Awardees receive stipends of $63,000 to implement their projects. In addition to providing fellows with a year’s leave to pursue their research and outreach efforts, the program also offers media training activities, and hosts a spring symposium that brings journalists into dialogue with scholars to discuss key issues in religion and international affairs.
This year’s diverse cohort of fellows explore connections between religion and public health, environmental change, the rights of Indigenous Peoples, foreign aid, evangelical Christian ministries, broadcast media, and more. The fellows and their projects are:
- Sean Griffin, Lecturer, Russian and Religion, Dartmouth College
The Second Baptism of Rus: Cultural Memory after Communism
This study investigates the memory politics of the contemporary Russian Orthodox Church. It explores the complex relations between the Kremlin and the Moscow Patriarchate and uncovers their collaborative efforts to transform cultural memory in Russia, Ukraine, and Belarus, in the three decades since the collapse of the USSR.
- Mbaye Lo, Associate Professor, Asian and Middle Eastern Studies, Duke University
“I Cannot Write My Life”: New Perspectives on the Life and Writings of Omar ibn Said
An examination of African Muslim scholar Omar Ibn Said (1770-1863), who wrote an autobiography in Arabic in 1831 while a slave in Bladen County, North Carolina. The project addresses the local and global implications of Said’s life and writings and traces their complex connections to West African and Islamic cultures.
- Adeline Masquelier, Professor, Anthropology, Tulane University
Haunted: Possession, Time, and the Agency of the No Longer
This project explores claims of spirit possession of schoolgirls in Niger. These incidents have reignited debates about the place of women in Islam, and the project pursues questions at the intersection religion, gender rights, and development that are the focus of much international attention.
- Michael McNally, Professor, Religion, Carleton College
Religion as Peoplehood: Native Americans, the Environment, and the Sacred
This project explores Native American religions through the lens of their engagement with contested sacred lands. The project is part of a public scholarship partnership with the Native American Rights Fund/Colorado Law joint effort on implementing the United Nations Declaration on the Rights of Indigenous Peoples in the United States.
- Yasmin Moll, Assistant Professor, Anthropology, University of Michigan-Ann Arbor
The Revolution Within: Islamic Media and the Struggle for the New Egypt
This project aims to enrich ongoing conversations about the 2011 cultural revolution in Egypt and the complex intersections of religion, media, and politics in a moment of resurgent authoritarianism and resistance alike.
- Hannah Waits, Postdoctoral Fellow, History, Harvard University
The Missionow.aspx?cid=4Dary Majority: American Evangelicals and Power in a Postcolonial World
This project analyzes the growth and influence of American evangelicals’ missionary work across the Global South, from 1945 to the present.
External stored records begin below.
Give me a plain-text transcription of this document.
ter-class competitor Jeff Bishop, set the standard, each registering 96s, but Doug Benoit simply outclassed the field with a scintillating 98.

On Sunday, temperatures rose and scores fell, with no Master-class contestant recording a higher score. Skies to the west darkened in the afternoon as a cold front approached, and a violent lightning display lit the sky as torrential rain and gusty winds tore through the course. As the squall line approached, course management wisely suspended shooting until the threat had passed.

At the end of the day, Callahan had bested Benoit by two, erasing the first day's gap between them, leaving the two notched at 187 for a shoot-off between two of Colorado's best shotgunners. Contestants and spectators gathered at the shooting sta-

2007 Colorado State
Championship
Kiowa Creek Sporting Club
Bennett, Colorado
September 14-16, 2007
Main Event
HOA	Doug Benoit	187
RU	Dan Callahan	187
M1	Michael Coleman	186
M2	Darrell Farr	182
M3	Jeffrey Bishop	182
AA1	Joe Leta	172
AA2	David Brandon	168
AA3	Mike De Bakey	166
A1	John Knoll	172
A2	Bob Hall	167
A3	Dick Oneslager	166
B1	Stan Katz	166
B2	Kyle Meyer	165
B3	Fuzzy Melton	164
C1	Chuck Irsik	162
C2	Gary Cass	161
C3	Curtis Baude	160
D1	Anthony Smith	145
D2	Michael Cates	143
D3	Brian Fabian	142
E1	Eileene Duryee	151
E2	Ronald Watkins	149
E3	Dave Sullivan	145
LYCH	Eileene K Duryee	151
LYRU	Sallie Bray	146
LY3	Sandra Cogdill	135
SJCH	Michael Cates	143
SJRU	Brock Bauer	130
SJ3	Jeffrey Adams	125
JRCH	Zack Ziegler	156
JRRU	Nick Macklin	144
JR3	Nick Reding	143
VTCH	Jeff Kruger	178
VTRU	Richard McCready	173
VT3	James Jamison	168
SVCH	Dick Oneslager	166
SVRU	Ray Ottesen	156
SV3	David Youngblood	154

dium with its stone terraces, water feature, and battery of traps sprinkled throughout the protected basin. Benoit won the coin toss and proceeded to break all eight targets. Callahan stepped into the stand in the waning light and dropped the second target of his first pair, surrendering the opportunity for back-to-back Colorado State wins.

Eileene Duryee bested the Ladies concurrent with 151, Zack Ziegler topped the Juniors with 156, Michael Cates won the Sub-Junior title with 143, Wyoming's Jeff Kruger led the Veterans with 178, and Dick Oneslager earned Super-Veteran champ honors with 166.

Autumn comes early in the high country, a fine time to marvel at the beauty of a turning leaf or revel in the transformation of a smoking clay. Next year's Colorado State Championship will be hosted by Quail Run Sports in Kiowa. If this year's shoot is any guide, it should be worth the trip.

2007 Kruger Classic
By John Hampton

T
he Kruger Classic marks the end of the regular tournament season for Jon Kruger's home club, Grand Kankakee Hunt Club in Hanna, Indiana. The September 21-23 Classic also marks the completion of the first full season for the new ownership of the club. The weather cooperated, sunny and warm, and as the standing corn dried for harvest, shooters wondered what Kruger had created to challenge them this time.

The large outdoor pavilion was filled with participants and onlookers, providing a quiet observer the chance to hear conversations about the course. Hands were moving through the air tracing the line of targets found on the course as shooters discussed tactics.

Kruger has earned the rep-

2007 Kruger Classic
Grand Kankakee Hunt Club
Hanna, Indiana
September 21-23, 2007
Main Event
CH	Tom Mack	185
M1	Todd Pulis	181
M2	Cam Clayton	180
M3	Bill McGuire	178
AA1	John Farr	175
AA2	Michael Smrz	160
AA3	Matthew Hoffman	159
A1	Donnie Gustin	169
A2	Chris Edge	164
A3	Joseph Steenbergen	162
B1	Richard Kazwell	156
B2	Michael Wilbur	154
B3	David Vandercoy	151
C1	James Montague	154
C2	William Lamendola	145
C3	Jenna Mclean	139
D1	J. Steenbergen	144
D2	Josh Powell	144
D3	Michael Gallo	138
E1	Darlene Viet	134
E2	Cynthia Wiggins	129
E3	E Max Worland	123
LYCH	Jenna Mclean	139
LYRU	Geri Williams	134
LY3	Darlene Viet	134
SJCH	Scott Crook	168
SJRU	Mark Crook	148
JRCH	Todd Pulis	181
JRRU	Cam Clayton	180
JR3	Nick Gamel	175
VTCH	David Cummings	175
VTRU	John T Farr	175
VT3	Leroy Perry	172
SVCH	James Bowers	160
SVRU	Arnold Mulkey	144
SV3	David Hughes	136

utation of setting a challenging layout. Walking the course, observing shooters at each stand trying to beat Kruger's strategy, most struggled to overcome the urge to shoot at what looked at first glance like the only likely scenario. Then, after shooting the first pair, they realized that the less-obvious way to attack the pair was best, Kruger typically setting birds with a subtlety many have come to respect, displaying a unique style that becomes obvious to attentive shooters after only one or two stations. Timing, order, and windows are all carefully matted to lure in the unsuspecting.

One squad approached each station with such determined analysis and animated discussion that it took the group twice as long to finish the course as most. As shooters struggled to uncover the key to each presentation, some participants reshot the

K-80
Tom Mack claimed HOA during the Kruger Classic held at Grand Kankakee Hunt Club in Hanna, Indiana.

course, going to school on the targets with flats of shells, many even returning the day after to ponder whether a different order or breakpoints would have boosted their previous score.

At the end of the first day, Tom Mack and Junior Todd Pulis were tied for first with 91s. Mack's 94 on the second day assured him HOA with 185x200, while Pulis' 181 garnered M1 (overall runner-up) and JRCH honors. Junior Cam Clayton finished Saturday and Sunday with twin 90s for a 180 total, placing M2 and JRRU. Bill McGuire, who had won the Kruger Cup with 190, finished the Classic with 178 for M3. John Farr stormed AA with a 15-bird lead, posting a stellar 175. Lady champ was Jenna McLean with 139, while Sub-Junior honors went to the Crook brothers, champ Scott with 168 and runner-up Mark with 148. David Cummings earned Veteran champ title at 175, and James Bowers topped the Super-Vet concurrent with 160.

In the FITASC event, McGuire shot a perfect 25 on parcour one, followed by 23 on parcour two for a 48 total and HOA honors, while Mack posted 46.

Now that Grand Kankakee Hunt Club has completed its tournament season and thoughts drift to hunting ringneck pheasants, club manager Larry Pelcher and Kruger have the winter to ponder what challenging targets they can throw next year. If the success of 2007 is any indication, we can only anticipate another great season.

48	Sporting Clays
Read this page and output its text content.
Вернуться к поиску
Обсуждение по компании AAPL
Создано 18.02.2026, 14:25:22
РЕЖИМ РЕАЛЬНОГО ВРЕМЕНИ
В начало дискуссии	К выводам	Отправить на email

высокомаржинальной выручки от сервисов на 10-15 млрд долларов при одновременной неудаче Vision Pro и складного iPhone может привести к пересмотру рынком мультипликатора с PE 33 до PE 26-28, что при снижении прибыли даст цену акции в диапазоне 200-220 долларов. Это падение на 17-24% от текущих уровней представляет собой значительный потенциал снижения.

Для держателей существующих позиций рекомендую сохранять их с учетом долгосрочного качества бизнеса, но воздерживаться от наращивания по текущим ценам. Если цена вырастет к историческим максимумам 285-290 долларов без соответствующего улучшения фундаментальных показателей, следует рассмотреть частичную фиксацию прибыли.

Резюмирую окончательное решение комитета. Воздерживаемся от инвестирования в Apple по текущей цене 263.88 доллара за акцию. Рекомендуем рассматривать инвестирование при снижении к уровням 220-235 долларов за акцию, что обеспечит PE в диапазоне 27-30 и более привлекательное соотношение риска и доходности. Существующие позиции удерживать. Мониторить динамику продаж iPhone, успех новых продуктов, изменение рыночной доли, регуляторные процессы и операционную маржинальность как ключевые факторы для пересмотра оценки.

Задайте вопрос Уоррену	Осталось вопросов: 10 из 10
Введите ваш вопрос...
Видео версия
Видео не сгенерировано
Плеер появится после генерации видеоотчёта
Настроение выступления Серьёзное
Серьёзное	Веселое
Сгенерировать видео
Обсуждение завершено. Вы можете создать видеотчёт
It shows how their efforts to spread their gospel throughout a decolonizing and postcolonial world most changed their ideas and practices related to race and sexuality.
Learn more about the fellows’ projects and media engagement activities here.
The Henry Luce Foundation seeks to enrich public discourse by promoting innovative scholarship, cultivating new leaders, and fostering international understanding. Established in 1936 by Henry R. Luce, the co-founder and editor-in-chief of Time, Inc., the Luce Foundation advances its mission through grantmaking and leadership programs in the fields of Asia, higher education, religion and theology, art, and public policy.
Formed in 1919, the American Council of Learned Societies (ACLS) is a nonprofit federation of 75 scholarly organizations. As the preeminent representative of American scholarship in the humanities and related social sciences, ACLS holds a core belief that knowledge is a public good. As such, ACLS strives to promote the circulation of humanistic knowledge throughout society. In addition to stewarding and representing its member organizations, ACLS employs its $140 million endowment and $35 million annual operating budget to support scholarship in the humanities and social sciences and to advocate for the centrality of the humanities in the modern world.